Good transit is necessary in order for people to be able to commute and reduce congestion in urban centres, but good roads and bridges are essential to the movement of raw materials and manufactured goods to and from all corners of the province. As such, good road infrastructure becomes a powerful catalyst for economic growth, job creation and prosperity. During the election campaign, the new Premier of Ontario lamented the decline in manufacturing jobs and activity in Ontario during the tenure of the previous government. While that decline can be attributed to a multitude of policy decisions, actions or inactions during that period – a “death by a thousand cuts”, as it were – there is now an opportunity to turn that around. Good investment in road and bridge infrastructure should be the foundation upon which future growth and prosperity is achieved.
At Consulting Engineers of Ontario (CEO), we advocate for a life-cycle perspective on infrastructure projects – recognizing that design and construction are a small part of the overall costs of an infrastructure asset. Operating and maintenance costs over the life of the asset will typically dwarf the initial design and construction costs. Decisions made during design can have a significant impact on those future costs. As such, CEO is also concerned about the approach to procurement and contracting for the professional engineering design services that lead to the construction of new roads and bridges and the refurbishment of existing ones.
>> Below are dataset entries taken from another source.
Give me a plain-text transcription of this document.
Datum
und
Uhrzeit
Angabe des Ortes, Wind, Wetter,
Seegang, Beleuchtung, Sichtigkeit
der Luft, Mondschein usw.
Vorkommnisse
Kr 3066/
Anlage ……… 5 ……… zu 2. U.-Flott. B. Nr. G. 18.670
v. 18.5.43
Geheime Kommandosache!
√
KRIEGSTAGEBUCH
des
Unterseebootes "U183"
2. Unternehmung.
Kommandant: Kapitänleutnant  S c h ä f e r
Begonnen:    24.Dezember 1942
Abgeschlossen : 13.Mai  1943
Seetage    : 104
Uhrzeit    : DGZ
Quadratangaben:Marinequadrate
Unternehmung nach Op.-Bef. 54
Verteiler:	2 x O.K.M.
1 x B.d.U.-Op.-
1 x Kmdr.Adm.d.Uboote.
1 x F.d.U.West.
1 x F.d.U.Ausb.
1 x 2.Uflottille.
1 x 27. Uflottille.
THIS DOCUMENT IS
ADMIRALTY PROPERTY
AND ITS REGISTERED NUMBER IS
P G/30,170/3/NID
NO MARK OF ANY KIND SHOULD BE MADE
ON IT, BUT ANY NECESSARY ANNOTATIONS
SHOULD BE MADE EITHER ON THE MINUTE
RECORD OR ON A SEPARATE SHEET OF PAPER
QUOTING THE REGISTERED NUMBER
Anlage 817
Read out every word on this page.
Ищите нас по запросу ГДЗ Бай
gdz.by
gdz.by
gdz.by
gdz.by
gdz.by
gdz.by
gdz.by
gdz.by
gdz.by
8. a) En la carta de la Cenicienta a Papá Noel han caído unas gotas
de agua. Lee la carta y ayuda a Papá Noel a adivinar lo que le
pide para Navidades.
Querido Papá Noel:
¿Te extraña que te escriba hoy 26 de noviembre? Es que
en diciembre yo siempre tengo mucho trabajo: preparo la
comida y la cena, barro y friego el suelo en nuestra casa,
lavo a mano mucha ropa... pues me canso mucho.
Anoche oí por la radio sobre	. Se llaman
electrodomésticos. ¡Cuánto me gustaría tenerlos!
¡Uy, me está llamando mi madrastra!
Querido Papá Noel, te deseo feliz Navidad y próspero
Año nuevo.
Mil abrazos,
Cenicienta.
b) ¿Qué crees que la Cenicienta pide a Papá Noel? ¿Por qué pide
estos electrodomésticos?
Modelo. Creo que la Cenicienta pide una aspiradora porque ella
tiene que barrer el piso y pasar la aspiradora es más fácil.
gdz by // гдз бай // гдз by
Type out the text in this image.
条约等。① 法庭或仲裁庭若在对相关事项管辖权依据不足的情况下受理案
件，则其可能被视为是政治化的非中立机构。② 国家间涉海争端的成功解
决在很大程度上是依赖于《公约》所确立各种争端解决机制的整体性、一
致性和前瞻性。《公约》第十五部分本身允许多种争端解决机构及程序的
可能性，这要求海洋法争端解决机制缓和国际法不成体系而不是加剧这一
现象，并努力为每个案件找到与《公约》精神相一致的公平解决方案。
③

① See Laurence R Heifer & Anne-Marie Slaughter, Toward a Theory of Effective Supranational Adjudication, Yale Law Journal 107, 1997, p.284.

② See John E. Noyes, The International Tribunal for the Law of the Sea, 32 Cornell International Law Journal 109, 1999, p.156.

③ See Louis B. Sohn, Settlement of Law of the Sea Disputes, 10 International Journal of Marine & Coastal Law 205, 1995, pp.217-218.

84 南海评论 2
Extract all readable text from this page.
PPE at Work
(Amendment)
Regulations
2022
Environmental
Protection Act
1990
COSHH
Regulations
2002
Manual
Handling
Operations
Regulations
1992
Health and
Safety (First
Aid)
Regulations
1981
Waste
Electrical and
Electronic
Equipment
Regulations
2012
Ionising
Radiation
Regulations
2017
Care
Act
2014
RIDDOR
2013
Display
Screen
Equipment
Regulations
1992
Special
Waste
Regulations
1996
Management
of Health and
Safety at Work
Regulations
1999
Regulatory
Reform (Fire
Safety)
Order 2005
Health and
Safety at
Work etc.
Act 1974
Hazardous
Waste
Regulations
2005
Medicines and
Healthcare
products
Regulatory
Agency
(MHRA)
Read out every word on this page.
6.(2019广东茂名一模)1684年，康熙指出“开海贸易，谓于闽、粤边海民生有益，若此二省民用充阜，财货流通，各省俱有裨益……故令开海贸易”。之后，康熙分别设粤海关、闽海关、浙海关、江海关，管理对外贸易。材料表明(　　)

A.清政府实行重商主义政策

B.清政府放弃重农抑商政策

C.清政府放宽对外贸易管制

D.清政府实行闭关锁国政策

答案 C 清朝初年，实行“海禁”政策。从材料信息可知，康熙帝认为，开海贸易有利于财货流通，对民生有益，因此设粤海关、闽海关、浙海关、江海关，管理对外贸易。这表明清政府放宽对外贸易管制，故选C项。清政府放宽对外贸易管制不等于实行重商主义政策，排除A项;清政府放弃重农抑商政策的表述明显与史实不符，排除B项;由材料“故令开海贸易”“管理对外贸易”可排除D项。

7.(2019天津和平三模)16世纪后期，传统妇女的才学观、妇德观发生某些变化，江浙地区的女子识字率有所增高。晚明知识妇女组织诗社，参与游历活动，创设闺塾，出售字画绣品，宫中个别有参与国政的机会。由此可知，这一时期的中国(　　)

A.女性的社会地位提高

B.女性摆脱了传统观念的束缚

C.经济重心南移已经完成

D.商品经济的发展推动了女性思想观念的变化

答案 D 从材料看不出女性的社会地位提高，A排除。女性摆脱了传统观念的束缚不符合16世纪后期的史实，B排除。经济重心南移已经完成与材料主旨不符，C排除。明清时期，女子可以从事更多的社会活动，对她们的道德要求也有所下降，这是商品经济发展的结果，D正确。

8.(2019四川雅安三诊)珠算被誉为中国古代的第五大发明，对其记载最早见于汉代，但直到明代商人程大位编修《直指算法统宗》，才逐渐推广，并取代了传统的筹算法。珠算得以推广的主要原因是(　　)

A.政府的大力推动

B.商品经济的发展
Our message here is that “lowest price” does not equate to “best value.” For too long, professional engineering services have been undervalued and viewed as a commodity – with the same attitude being taken as if buying aggregate, sand or asphalt. The fact is that our member firms employ talented professionals who apply their knowledge, skill and creativity to be problem solvers and enablers of positive change for their clients.
CEO supports and promotes Qualifications-Based Selection (QBS) for engineering design services. Selecting the best-qualified firm and then refining project scope and negotiating price is the best way to mitigate risks during project execution, and maximize innovation, creativity and life-cycle value. A price-based approach to the procurement of engineering services has the effect of stifling creativity and innovation, resulting in greater project risk and poorer value in the long term. Research has shown that QBS results in a measurably lower risk of cost overruns and schedule delays during construction.
CEO and its member firms will continue to engage and work with government, at both the provincial and municipal levels, to address infrastructure deficits. We will also continue to help guide them in making good decisions with respect to infrastructure priorities, investment and procurement.
Bruce G. Matthews is the CEO at Consulting Engineers of Ontario.